Utopía Abitative: Corviale
The gallery Salut au monde! invites the Spanish photographer Juan Baraja to present the Roman chapter of his series Utopie Abitative. A series of images, made during his stay as artist-in-residence at the Spanish Academy in Rome, that depicts the current state of the housing project Corviale developed in the 70s in the Italian capital.
Built between 1972 and 1974 by Mario Fiorentini for the Istituto Autonomo Case Popolarien on the outskirts of Rome, Corviale’s architectural challenge was focused on providing accommodation for a community of 8,500 people. The bankruptcy in 1982 of its managers and promoters and the abandonment by the Administration led to the degradation of the facilities and the occupation of part of the finished homes by sectors of the population at risk of social exclusion. As Alfredo Puente, head of exhibitions at the Fundación Cerezales Antonino y Cinia where a broad retrospective of Baraja’s work was seen last year, acknowledges “there is a radical clash between his starting premise , the construction of popular and ideal residential communities from the perspective of Italy in the 70s and its current marginality ” in all the cases studied by the photographer .

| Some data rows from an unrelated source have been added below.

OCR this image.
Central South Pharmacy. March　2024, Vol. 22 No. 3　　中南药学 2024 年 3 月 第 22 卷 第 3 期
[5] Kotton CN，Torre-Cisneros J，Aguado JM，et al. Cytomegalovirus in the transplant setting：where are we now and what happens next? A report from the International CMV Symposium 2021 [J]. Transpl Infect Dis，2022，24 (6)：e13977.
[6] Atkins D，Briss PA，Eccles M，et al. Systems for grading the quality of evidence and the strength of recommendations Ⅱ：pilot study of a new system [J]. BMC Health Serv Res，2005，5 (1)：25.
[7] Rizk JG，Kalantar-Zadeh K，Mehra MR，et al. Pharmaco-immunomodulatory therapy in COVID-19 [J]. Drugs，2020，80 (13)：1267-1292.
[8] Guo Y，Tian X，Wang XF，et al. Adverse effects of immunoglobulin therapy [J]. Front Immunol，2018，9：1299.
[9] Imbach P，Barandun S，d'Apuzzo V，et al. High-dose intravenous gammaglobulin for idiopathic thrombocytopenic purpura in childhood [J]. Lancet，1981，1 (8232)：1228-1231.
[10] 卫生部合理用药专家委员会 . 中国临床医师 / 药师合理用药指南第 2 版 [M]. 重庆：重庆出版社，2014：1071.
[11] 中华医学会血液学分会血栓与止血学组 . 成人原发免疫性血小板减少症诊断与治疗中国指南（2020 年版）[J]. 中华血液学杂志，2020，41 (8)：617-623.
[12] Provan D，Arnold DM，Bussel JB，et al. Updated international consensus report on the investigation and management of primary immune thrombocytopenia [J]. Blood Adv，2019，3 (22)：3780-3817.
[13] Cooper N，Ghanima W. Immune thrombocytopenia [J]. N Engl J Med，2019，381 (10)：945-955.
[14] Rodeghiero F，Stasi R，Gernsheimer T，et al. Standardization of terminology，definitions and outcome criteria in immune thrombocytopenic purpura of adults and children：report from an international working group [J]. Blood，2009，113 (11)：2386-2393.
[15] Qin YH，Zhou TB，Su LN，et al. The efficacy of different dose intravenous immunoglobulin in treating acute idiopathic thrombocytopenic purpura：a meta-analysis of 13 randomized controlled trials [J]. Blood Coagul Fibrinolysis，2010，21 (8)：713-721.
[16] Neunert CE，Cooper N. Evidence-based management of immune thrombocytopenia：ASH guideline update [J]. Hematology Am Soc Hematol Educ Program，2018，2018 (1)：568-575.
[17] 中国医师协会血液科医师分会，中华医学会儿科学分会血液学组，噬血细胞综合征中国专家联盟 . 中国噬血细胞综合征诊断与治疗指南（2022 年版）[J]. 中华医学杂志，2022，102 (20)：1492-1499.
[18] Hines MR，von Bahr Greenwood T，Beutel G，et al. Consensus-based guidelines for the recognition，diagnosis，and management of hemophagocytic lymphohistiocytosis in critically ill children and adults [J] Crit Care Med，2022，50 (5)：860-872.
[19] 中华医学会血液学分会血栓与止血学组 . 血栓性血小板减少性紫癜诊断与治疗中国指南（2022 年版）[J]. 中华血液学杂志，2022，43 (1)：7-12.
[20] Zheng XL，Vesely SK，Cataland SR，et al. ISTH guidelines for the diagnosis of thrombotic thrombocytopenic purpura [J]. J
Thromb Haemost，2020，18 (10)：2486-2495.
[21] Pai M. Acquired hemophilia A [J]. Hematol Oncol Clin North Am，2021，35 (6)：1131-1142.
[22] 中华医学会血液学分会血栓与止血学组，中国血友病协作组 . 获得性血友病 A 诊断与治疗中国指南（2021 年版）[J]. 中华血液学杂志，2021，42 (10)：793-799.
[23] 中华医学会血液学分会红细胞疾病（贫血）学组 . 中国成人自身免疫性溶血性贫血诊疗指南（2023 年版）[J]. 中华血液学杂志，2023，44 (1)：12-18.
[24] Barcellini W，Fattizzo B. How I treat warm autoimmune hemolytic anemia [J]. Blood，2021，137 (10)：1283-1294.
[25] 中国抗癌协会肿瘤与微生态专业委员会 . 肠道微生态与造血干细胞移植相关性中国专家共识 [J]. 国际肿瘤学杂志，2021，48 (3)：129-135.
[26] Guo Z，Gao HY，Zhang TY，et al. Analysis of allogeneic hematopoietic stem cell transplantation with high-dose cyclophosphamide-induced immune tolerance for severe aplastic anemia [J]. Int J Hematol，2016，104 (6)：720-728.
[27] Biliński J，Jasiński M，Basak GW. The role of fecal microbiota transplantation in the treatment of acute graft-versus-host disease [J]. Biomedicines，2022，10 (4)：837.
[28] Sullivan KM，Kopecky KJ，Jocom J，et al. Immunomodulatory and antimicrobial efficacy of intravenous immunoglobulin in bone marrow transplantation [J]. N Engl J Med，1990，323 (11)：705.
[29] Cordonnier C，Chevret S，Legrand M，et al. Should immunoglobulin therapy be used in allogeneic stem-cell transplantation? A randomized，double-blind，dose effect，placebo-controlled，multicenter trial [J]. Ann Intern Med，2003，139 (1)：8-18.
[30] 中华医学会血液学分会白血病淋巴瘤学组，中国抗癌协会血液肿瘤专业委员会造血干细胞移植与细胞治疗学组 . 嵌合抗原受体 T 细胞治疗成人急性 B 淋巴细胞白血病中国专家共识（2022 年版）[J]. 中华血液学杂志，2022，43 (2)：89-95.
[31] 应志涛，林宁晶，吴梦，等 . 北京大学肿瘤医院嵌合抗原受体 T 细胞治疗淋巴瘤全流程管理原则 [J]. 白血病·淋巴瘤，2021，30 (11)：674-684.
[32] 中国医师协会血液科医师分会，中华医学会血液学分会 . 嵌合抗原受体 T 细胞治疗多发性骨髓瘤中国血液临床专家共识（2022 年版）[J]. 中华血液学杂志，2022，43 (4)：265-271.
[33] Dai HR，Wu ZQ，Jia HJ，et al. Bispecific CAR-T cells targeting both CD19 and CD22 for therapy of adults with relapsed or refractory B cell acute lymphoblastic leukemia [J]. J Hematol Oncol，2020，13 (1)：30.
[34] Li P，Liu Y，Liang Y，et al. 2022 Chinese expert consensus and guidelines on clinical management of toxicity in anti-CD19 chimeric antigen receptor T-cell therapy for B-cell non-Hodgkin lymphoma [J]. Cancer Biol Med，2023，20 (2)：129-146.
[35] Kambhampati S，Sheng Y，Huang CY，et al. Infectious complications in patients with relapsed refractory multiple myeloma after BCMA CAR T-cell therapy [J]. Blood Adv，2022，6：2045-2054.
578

In Corviale, as it happened in other places, both in Italy and outside the trans-alpine country, it is evident how the modern and ambitious solutions thought by some of the most famous architects of the time, ended in failures, not being able to solve the problems that they addressed, generating new ghettos of marginalization, in which life ended up overflowing what it was planned and build. A failed experience that invites us to think of alternative ways to address planning, architecture and housing problems on a large scale.